Just over a week ago, the City Council voted to use grant money that would have helped fund citywide wireless Internet on a “point-to-point” system that can only be used by city employees. That effectively kills one of Mayor Carl Brewer’s campaign initiatives — at least for now. And it comes nearly a year after council members declined to accept blueprints offered by Azulstar and several other companies involved in spreading Internet access across entire cities. Now, a new article in The New York Times says that many cities that embarked on widespread wireless Internet have found themselves backing out or frustrated.
“Prices for Internet service on the broader market also began dropping to a level that, while above what many poor people could afford, was below what municipal Wi-Fi providers were offering, so the companies had to lower their rates even further, making investment in infrastructure even more risky.” — Terry Phillis, Philadelphia’s chief information officer, said in The New York Times article.
Following that trend are Azulstar’s problems in Rio Rancho, New Mexico that gave cold feet to Wichita’s council members who loved the idea of mostly-free web access.
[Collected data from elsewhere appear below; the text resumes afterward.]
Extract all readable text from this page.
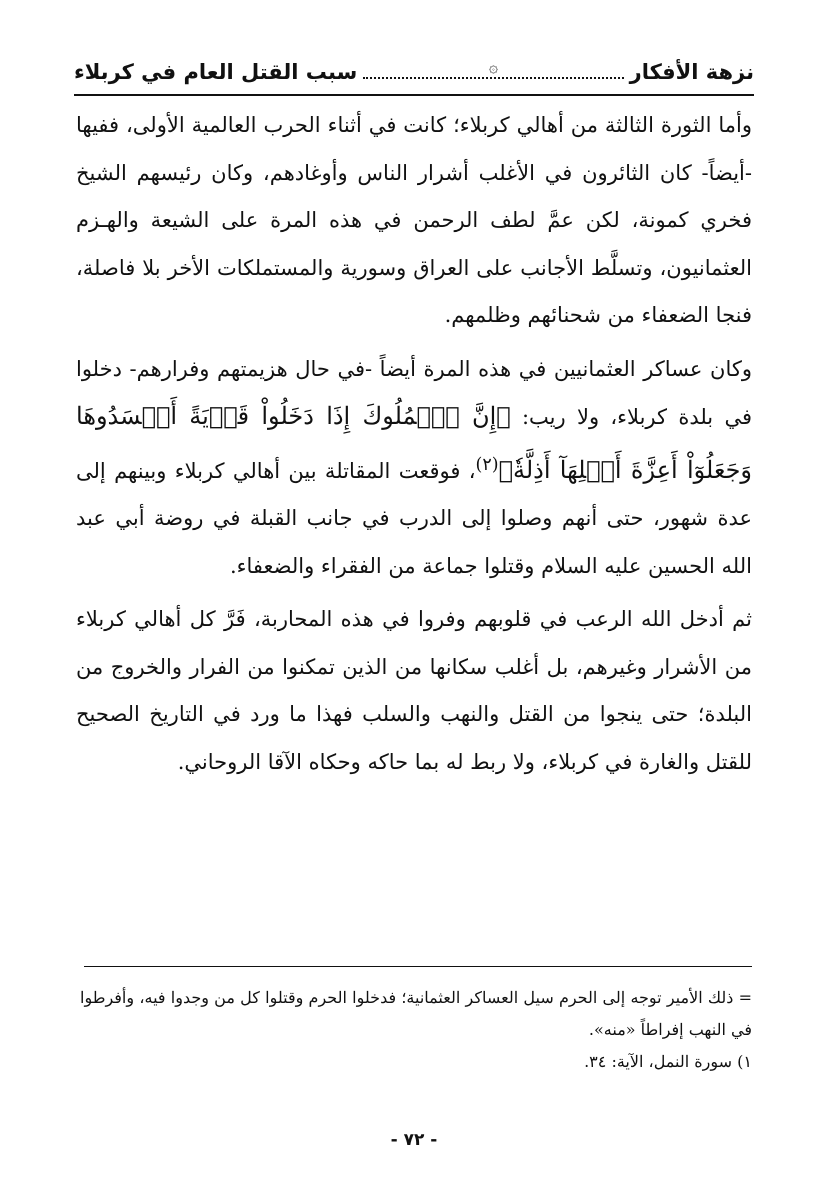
نزهة الأفكار
۞
سبب القتل العام في كربلاء

وأما الثورة الثالثة من أهالي كربلاء؛ كانت في أثناء الحرب العالمية الأولى، ففيها -أيضاً- كان الثائرون في الأغلب أشرار الناس وأوغادهم، وكان رئيسهم الشيخ فخري كمونة، لكن عمَّ لطف الرحمن في هذه المرة على الشيعة والهـزم العثمانيون، وتسلَّط الأجانب على العراق وسورية والمستملكات الأخر بلا فاصلة، فنجا الضعفاء من شحنائهم وظلمهم.

وكان عساكر العثمانيين في هذه المرة أيضاً -في حال هزيمتهم وفرارهم- دخلوا في بلدة كربلاء، ولا ريب: ﴿إِنَّ ٱلۡمُلُوكَ إِذَا دَخَلُواْ قَرۡيَةً أَفۡسَدُوهَا وَجَعَلُوٓاْ أَعِزَّةَ أَهۡلِهَآ أَذِلَّةٗ﴾$^{(٢)}$، فوقعت المقاتلة بين أهالي كربلاء وبينهم إلى عدة شهور، حتى أنهم وصلوا إلى الدرب في جانب القبلة في روضة أبي عبد الله الحسين عليه السلام وقتلوا جماعة من الفقراء والضعفاء.

ثم أدخل الله الرعب في قلوبهم وفروا في هذه المحاربة، فَرَّ كل أهالي كربلاء من الأشرار وغيرهم، بل أغلب سكانها من الذين تمكنوا من الفرار والخروج من البلدة؛ حتى ينجوا من القتل والنهب والسلب فهذا ما ورد في التاريخ الصحيح للقتل والغارة في كربلاء، ولا ربط له بما حاكه وحكاه الآقا الروحاني.

= ذلك الأمير توجه إلى الحرم سيل العساكر العثمانية؛ فدخلوا الحرم وقتلوا كل من وجدوا فيه، وأفرطوا في النهب إفراطاً «منه».

١) سورة النمل، الآية: ٣٤.

- ٧٢ -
The company also had problems in Winston-Salem, North Carolina. Azulstar was the company Wichita’s tech department recommended, and Azulstar provided piles of research that showed how such a system could work here. But even the city’s tech gurus approached cautiously, based on interviews that happened before the council voted.
Municipal wireless offers one of the most promoted ways to bridge the so-called digital divide that leaves some of us connected to nearly endless information and others left to find information by more traditional means. Libraries seem to be the answer for many people who lack a connection now. But what’s ahead? Did Wichita save some troubles — or miss an opportunity?